A couple days after we arrived, Meghan's friend Colin came with his man friend Dave. They stayed at Rayvadee Resort. $800/night. Amazing. But still not worth the $784 difference. The pool was amazing though. Looked right over the beach. It was nice having him there because it gave us an excuse to go out, which we have rarely done on this trip. It was a good place to do it. We found this place called Small World tucked into the forest. Had cheapish drinks and firedancing tightrope walkers. I kid you not. It was just about the coolest thing I've ever seen. I have a video that will be on facebook once I return. Our time on Krabi was great. One day we went kayaking, one day went rock climbing, one day went caving and hiking. Then it was on to Koh Phi Phi.
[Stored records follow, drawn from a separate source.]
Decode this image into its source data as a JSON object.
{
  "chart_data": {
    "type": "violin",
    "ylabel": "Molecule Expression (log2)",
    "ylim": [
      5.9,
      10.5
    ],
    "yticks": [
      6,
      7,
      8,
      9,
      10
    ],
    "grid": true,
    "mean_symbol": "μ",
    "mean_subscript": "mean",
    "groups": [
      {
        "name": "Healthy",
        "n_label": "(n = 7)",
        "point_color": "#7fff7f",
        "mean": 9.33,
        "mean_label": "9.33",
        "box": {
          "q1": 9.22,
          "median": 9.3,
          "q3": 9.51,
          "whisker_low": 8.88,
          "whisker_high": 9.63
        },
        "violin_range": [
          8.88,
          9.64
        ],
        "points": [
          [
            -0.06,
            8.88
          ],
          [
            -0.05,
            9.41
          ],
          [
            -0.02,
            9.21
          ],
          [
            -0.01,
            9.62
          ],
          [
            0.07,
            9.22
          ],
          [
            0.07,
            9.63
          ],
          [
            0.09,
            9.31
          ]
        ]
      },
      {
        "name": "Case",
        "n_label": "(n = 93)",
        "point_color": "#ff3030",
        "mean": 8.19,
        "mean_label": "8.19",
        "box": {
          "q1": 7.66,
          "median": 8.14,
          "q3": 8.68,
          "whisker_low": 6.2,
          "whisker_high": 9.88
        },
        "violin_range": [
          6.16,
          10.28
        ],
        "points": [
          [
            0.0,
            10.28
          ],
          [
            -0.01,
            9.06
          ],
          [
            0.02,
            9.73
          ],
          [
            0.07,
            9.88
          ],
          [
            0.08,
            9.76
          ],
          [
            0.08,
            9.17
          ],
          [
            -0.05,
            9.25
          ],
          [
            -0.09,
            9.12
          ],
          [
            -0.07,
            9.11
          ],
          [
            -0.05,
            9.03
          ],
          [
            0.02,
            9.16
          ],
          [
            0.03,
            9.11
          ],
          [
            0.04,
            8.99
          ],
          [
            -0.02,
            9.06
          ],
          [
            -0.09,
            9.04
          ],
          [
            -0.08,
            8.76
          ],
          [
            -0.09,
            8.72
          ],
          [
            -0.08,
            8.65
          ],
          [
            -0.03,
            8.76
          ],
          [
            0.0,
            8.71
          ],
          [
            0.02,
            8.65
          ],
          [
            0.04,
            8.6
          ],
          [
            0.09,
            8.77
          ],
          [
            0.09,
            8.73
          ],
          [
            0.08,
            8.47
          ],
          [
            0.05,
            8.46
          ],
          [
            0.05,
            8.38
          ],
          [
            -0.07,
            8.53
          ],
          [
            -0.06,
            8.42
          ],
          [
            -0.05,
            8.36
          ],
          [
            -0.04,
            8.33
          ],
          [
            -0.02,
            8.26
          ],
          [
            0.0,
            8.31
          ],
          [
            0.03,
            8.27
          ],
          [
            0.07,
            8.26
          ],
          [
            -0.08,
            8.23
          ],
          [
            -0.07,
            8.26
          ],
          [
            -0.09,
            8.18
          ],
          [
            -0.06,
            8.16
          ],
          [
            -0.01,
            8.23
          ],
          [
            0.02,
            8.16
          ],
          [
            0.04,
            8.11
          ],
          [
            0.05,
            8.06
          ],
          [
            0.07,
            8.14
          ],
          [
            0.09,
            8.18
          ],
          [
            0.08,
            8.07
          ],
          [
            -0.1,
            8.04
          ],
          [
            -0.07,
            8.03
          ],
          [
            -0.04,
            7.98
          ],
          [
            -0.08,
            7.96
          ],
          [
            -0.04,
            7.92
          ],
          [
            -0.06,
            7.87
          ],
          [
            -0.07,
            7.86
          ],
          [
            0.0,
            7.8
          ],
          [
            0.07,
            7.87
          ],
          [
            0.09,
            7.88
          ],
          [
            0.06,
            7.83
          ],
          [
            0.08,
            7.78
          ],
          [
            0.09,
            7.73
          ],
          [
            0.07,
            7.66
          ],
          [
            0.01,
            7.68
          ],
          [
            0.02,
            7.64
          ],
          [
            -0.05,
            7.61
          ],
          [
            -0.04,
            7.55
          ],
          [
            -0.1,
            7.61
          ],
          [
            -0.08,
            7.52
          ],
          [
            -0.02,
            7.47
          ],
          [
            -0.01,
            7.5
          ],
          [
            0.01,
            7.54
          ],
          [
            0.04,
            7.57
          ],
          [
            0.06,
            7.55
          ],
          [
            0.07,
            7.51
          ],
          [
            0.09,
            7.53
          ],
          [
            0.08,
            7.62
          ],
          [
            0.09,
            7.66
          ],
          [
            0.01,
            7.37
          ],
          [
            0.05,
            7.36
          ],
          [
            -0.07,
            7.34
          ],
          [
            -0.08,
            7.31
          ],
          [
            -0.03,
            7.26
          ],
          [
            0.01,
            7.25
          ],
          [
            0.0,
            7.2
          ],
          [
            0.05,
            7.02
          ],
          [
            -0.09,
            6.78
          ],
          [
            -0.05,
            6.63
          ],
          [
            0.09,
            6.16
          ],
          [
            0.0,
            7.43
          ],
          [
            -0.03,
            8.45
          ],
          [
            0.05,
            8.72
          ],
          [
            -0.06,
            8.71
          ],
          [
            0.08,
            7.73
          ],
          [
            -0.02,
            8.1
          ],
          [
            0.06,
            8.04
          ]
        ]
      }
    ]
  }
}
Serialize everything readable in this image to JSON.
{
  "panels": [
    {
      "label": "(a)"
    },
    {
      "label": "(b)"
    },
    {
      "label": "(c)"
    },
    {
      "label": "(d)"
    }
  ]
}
I wasn't too happy about this, as I've heard its just a built up tourist trap. It is. But I had no choice as it was Dave and Colin's choice. I forced myself to have fun and drink buckets of booze and party all night on the beach and fire jump rope, and fire limbo, and jump through a ring of fire. It was hell. Gosh I am a spoiled little shit. Brian and Emily from Madison joined us in Phi Phi as well. They are teaching English in Korea and jumped ship without papers to be with us. I jump roped with Brian. It was bromantic.

We said goodbye to Dave and Colin, who headed to Phuket while we took an overnight bus to Bangkok. We had to connect in the same hub where we waited for 4 hours for the connection. This time it was 20 minutes. Matty likey. Bangkok Khao San once more, but this time just for 4 hours. Jumped online then headed to the local bus station for bus to the border to Cambodia. At the border the tourist police tried to rip us off. Yay, Cambodia!!!

We hired a taxi to take us the 1 1/2 hours to Siem Reap, home of Angkor Wat!!!!!